第48回<昭和51年>選抜高等学校野球大会

<1回戦> 徳島商 6-3 和歌山工
  1 2 3 4 5 6 7 8 9
徳島商 2 0 0 3 0 0 0 0 1 6
和歌山工 0 0 0 0 0 0 0 3 0 3

 徳島商が前半、効率よく加点、終盤になって大会初ホーマーで追いあげる和歌山工を振り切った。
 和歌山工・吉田、徳島商・日川の両左腕の先発となったが、徳島商の初回の速攻で先取点。
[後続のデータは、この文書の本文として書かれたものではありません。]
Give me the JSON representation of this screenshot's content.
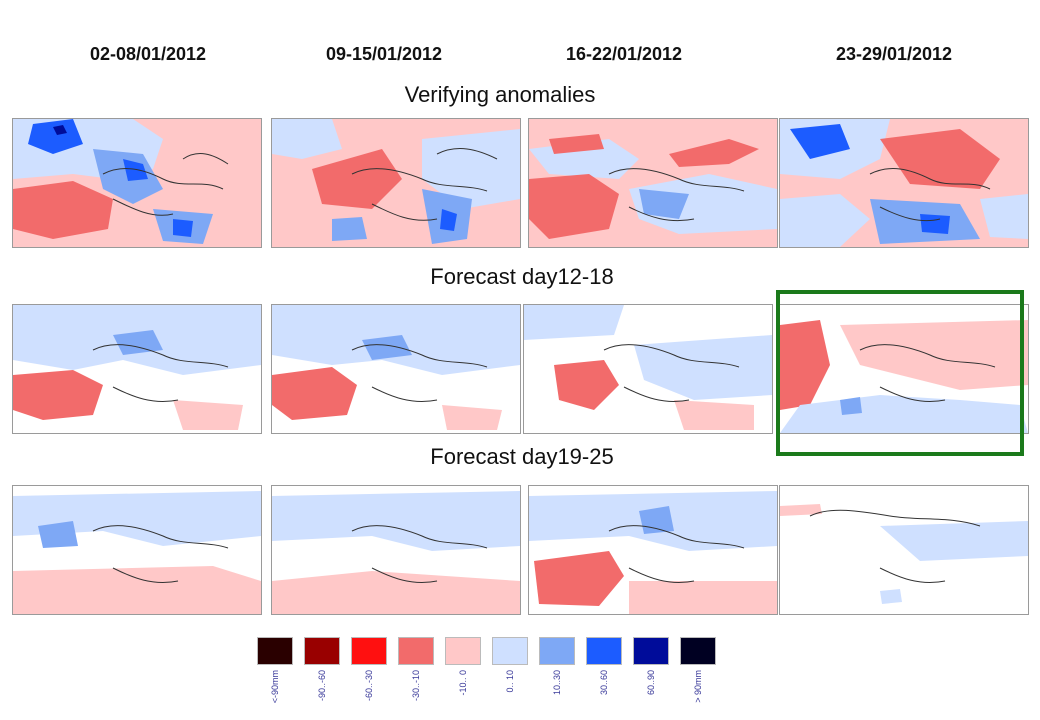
{
  "periods": [
    "02-08/01/2012",
    "09-15/01/2012",
    "16-22/01/2012",
    "23-29/01/2012"
  ],
  "rows": {
    "verifying": "Verifying  anomalies",
    "forecast_12_18": "Forecast day12-18",
    "forecast_19_25": "Forecast day19-25"
  },
  "legend": {
    "labels": [
      "<-90mm",
      "-90..-60",
      "-60..-30",
      "-30..-10",
      "-10.. 0",
      "0.. 10",
      "10..30",
      "30..60",
      "60..90",
      "> 90mm"
    ],
    "colors": [
      "#2a0000",
      "#990000",
      "#ff1010",
      "#f26b6b",
      "#ffc8c8",
      "#cfe0ff",
      "#7ea8f5",
      "#1c5cff",
      "#000c9a",
      "#000022"
    ]
  },
  "highlight_color": "#1b7a1b"
}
早朝試合でまた腕の振りのにぶい吉田をとらえ、先頭の武市が左前打、林が選んだあと、阿部が中前にはじき返して満塁、しきりと肩と腕を動かしマウンド上で気持ちを落ち着けようとする吉田。しかし動揺した表情はかくし切れず、そこにつけ込んだ安村は2-3と粘ったあと左前に2点タイムリー。
 さらに徳島商4回、庄野の左中間二塁打などをはじめ、長短4安打に2四球、スクイズなどをおりまぜ、打者一巡で3点を加えた。強打のつぎは一転して送りバント、つぎは強打と緩急自在の攻めはさすがによく鍛えあげられている。
 和歌山工はさほど球威があるとは感じられない日川がなかなかつかめない。2回、二死から浜崎が左中間を破る二塁打のあと真田が左前打。浜崎が本塁を欲ばり失敗。3回から5回まで毎回安打しながら低目の球に手をやき、あと一歩の壁が破れない。やっと8回になってやや疲れがみえ、投球動作がにぶくなった日川をじっくり攻めたて、無死から吉田が中前打、湯川が選んで一、二塁、二死後、西川が1-1後の内角高めを左翼ラッキーソーン今大会第1号ホーマーを放ち、3点をかえしたが遅かった。

<2回戦> 新宮 3-8 日田林工
  1 2 3 4 5 6 7 8 9
新宮 0 0 0 0 0 2 0 1 0 3
日田林工 5 1 0 0 0 2 0 0 × 8

 堅さのほぐれない新宮。その立ち上がりをついて日田林工が大量のリードを奪った。
 1回、一死米原が中前打し、ボークで進塁、柳川四球のとき三盗すると柳川もすかさず二盗。自らのミスとモーションの大きさをつかれた新宮・坂地投手は、ますますうわずって八谷にストレートの四球を与え満塁。ここで力の日田林がまず小わざで先制した。入田が2-1から投前スクイズ・バントすると二塁走者の好走塁でこれが2ラン・スクイズとなった。
 そのそつない攻撃のあとは一転して強打に転じ、山田の左前適時打につづき小関、松原も安打して再度満塁。喜見の一打は平凡な二ゴロだったが二塁手が一塁へ悪送球し、日田林は労せずして2点を追加した。
 新宮も懸命に攻めた。2、4、5回と先頭打者が出塁したが、ヒット性の当りが正面をつくなど2併殺を喫して逸機。ようやく6回3長、短打を集めて2点を返した。ところがその裏、2回半ばからリリーフして好投していた2年生の下村がつかまり、せっかく取り返した点をそっくりはき出してまた6点差。この2点が決定的となり、8回新宮の井上が左翼ボールにぶっつけた大会第3合本塁打も影が薄れ、本調子でない喜見投手に完投を許してしまった。
 新宮はよく攻めはしたが、かき回し戦法にもろい守りが、こうも破たんをきたしては勝ち目はなかった。逆に相手の弱点をつき、毎回安打で多彩な攻めをみせた日田林工は、ウワサどおり活発である。